Google's Project Ara modular smartphone: Everything you need to know
The smartphone formula over the last decade has become set in stone, with manufacturers packaging components into plastic or aluminium and pushing it to customers for a set price.
However, Google, the maker of Android, wants to disrupt this model with Project Ara, an initiative currently being worked on by the Google Advanced Technology and Products group in prototype form. It's a modular smartphone that - much like a traditional PC - brings you the ability to swap out components on the fly, rather than having to buy a whole new device when you're ready for a new camera or keyboard.
The Google ATAP group announced on Wednesday the first developer conference for the Project Ara smartphone will take place in April, extinguishing doubts the modular smartphone project is just a pipe dream and a concept. Google actually wants to bring this to consumers. So what's this all about?
Phonebloks and Motorola beginnings
The Project Ara team was originally rooted in Motorola, when it was owned by Google from 2012 to 2014, under the Motorola Advanced Technology and Projects group.
That said, when Google sold Motorola to Lenovo in early 2014, Google was able to keep the group under its Google Advanced Technology and Projects Group. Google is known for its crazy projects, so maybe it's for the best the Project is sticking around in Mountain View.
Project Ara was inspired by the Phonebloks initiative, a similar project that wants to make "a phone worth keeping". Google has said it will partner in some aspects with Phonebloks to build Project Ara, but it doesn't sound like a full-on partnership.
What is a modular smartphone?
The Project Ara smartphone, in theory, would allow you to build the phone of your dreams and not have you stuck with the phone manufacturers want you to have. Like a customisable gaming PC, you'd be able to swap out the components you want, with the certain aspects you want strengthened (or weaker to save money).
Google would sell the exoskeleton for a set price, and then make a module store, much like the Google Play app marketplace, available so you can buy modules to upgrade your exoskeleton - aka phone - as you go.
Is a Qwerty keyboard your thing? You can just remove one module from the exoskeleton and add another. The same goes for a better camera, bigger battery, or louder speaker. Let's say the camera isn't your thing: you could save money by buying a lesser megapixel module, and then put the savings toward a more useful module.
Not just a pipedream
We, along with other members of the media, were very skeptical of Project Ara when it was announced in October 2013. It seemed very futuristic, and we saw it as a project that wouldn't come to market until many years down the road. It was seen as just something for Motorola to tout, making itself look futuristic.
However, in December 2013, then Motorola CEO Dennis Woodside, changed our thinking when he discussed a prototype and challenged skeptics.
“There is a [Project Ara] prototype and it is pretty close,” Motorola’s CEO told interviewer Marques Brownlee. “The idea is you have a skeleton that holds together a set of components and the components slide in and out. If we have the interfaces and the protocols that enable the speaker to speak directly to the CPU then this would all be possible.”
Google showed the first images of the Project Ara prototype on Wednesday in a posting on its Google+ ATAP page.
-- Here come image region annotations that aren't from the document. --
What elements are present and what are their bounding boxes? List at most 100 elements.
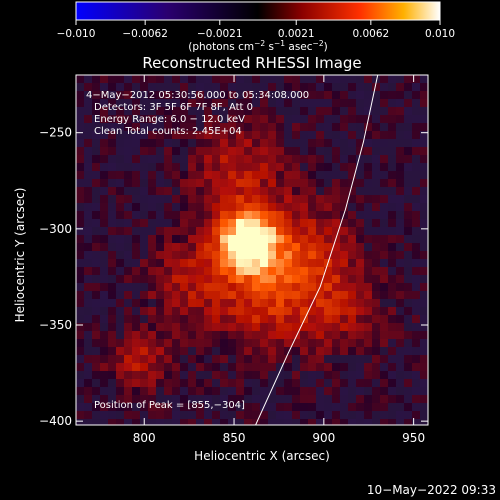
heatmap-cell <box>388 195 396 203</box>
heatmap-cell <box>244 131 252 139</box>
heatmap-cell <box>164 307 172 315</box>
heatmap-cell <box>372 155 380 163</box>
heatmap-cell <box>220 339 228 347</box>
heatmap-cell <box>300 387 308 395</box>
x-axis-label: Heliocentric X (arcsec) <box>194 449 330 463</box>
heatmap-cell <box>100 227 108 235</box>
heatmap-cell <box>236 83 244 91</box>
heatmap-cell <box>132 83 140 91</box>
heatmap-cell <box>268 155 276 163</box>
heatmap-cell <box>332 195 340 203</box>
heatmap-cell <box>188 387 196 395</box>
heatmap-cell <box>300 219 308 227</box>
heatmap-cell <box>212 395 220 403</box>
heatmap-cell <box>260 235 268 243</box>
heatmap-cell <box>340 323 348 331</box>
heatmap-cell <box>100 147 108 155</box>
heatmap-cell <box>252 251 260 259</box>
heatmap-cell <box>372 83 380 91</box>
heatmap-cell <box>284 131 292 139</box>
heatmap-cell <box>404 251 412 259</box>
heatmap-cell <box>220 147 228 155</box>
heatmap-cell <box>180 307 188 315</box>
heatmap-cell <box>164 275 172 283</box>
heatmap-cell <box>364 147 372 155</box>
heatmap-cell <box>308 267 316 275</box>
heatmap-cell <box>132 347 140 355</box>
heatmap-cell <box>124 283 132 291</box>
heatmap-cell <box>276 107 284 115</box>
heatmap-cell <box>292 179 300 187</box>
heatmap-cell <box>116 123 124 131</box>
heatmap-cell <box>188 307 196 315</box>
heatmap-cell <box>212 171 220 179</box>
heatmap-cell <box>132 355 140 363</box>
heatmap-cell <box>252 147 260 155</box>
heatmap-cell <box>204 387 212 395</box>
heatmap-cell <box>388 211 396 219</box>
heatmap-cell <box>172 363 180 371</box>
heatmap-cell <box>396 107 404 115</box>
heatmap-cell <box>380 75 388 83</box>
heatmap-cell <box>348 339 356 347</box>
heatmap-cell <box>364 395 372 403</box>
heatmap-cell <box>420 363 428 371</box>
heatmap-cell <box>260 363 268 371</box>
heatmap-cell <box>108 267 116 275</box>
heatmap-cell <box>420 75 428 83</box>
heatmap-cell <box>404 219 412 227</box>
heatmap-cell <box>396 227 404 235</box>
heatmap-cell <box>204 411 212 419</box>
heatmap-cell <box>148 307 156 315</box>
heatmap-cell <box>332 323 340 331</box>
heatmap-cell <box>324 411 332 419</box>
heatmap-cell <box>324 179 332 187</box>
heatmap-cell <box>100 115 108 123</box>
heatmap-cell <box>124 83 132 91</box>
heatmap-cell <box>252 235 260 243</box>
heatmap-cell <box>100 163 108 171</box>
heatmap-cell <box>252 331 260 339</box>
heatmap-cell <box>180 75 188 83</box>
heatmap-cell <box>316 339 324 347</box>
heatmap-cell <box>204 107 212 115</box>
heatmap-cell <box>76 283 84 291</box>
heatmap-cell <box>164 107 172 115</box>
heatmap-cell <box>340 387 348 395</box>
heatmap-cell <box>172 211 180 219</box>
heatmap-cell <box>212 99 220 107</box>
heatmap-cell <box>204 187 212 195</box>
heatmap-cell <box>324 131 332 139</box>
heatmap-cell <box>196 179 204 187</box>
heatmap-cell <box>300 131 308 139</box>
heatmap-cell <box>356 267 364 275</box>
heatmap-cell <box>412 411 420 419</box>
heatmap-cell <box>188 99 196 107</box>
heatmap-cell <box>276 155 284 163</box>
heatmap-cell <box>332 387 340 395</box>
heatmap-cell <box>132 203 140 211</box>
heatmap-cell <box>84 163 92 171</box>
heatmap-cell <box>148 187 156 195</box>
heatmap-cell <box>300 307 308 315</box>
x-tick-label: 950 <box>402 431 425 445</box>
heatmap-cell <box>308 179 316 187</box>
heatmap-cell <box>348 83 356 91</box>
heatmap-cell <box>180 139 188 147</box>
heatmap-cell <box>76 243 84 251</box>
heatmap-cell <box>340 99 348 107</box>
heatmap-cell <box>196 139 204 147</box>
heatmap-cell <box>276 171 284 179</box>
heatmap-cell <box>132 403 140 411</box>
heatmap-cell <box>108 75 116 83</box>
heatmap-cell <box>308 107 316 115</box>
heatmap-cell <box>196 419 204 425</box>
heatmap-cell <box>284 171 292 179</box>
heatmap-cell <box>244 115 252 123</box>
heatmap-cell <box>244 147 252 155</box>
heatmap-cell <box>372 371 380 379</box>
heatmap-cell <box>292 331 300 339</box>
heatmap-cell <box>188 107 196 115</box>
heatmap-cell <box>372 331 380 339</box>
heatmap-cell <box>132 323 140 331</box>
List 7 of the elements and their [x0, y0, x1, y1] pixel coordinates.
The prototype is full of computer chips and tiny slots where components could slide in. It doesn't look like a product ready for market by a long shot and isn't as flashy as the concepts of the device. However, the prototype shown in the photos highlight Google really does have something physical in the readying stages for developers.
An open platform and MDK
Not all smartphone components work together. Some manufacturers put restrictions on their components, which makes for a stepping stone for the Google ATAP team.
Woodside revealed in December 2013 the Project Ara group is trying to make an open platform where components aren't made for a specific device and/or platform. Instead, the goal is to make them interchangeable...to work together.
One way Google plans to achieve this is through an Ara Module Developers’ Kit (MDK). It will give developers and manufacturers a way to work within a set of guidelines and technical specifications to build Ara modules to fit into the Project Ara smartphone.
The Ara Module Developers' Kit will be shown off for the first time at Google's developer conference for Project Ara taking place 15 April to 16 April at the Computer History Museum in Mountain View, California.
Google says the conference "will consist of a detailed walk-through of existing and planned features of the Ara platform, a briefing and community feedback sessions on the alpha MDK, and an announcement of a series of prize challenges for module developers."
The event in April isn't the only project Ara event for 2014. Google said on Wednesday it's planning two more for the year. Developers and Ara enthusiasts who can't make it to the events will be able to catch live streams Google will be hosting to keep up with the announcements.
When is Project Ara launching and for how much?
"We invite developers of all shapes and sizes: from major OEMs to innovative component suppliers to startups and new entrants into the mobile space," the Project Ara website states.
The real question on everyone's mind is when will Project Ara launch. Google hasn't indicated when it sill be available for the public, but it has shown interest in opening the initiative up on a wide scale to developers for testing and to see if it is really something that can be valuable to consumers.
"We’re excited to take this next step with Project Ara, and see where the developer community takes the platform," Google wrote in a posting on Google+ Wednesday.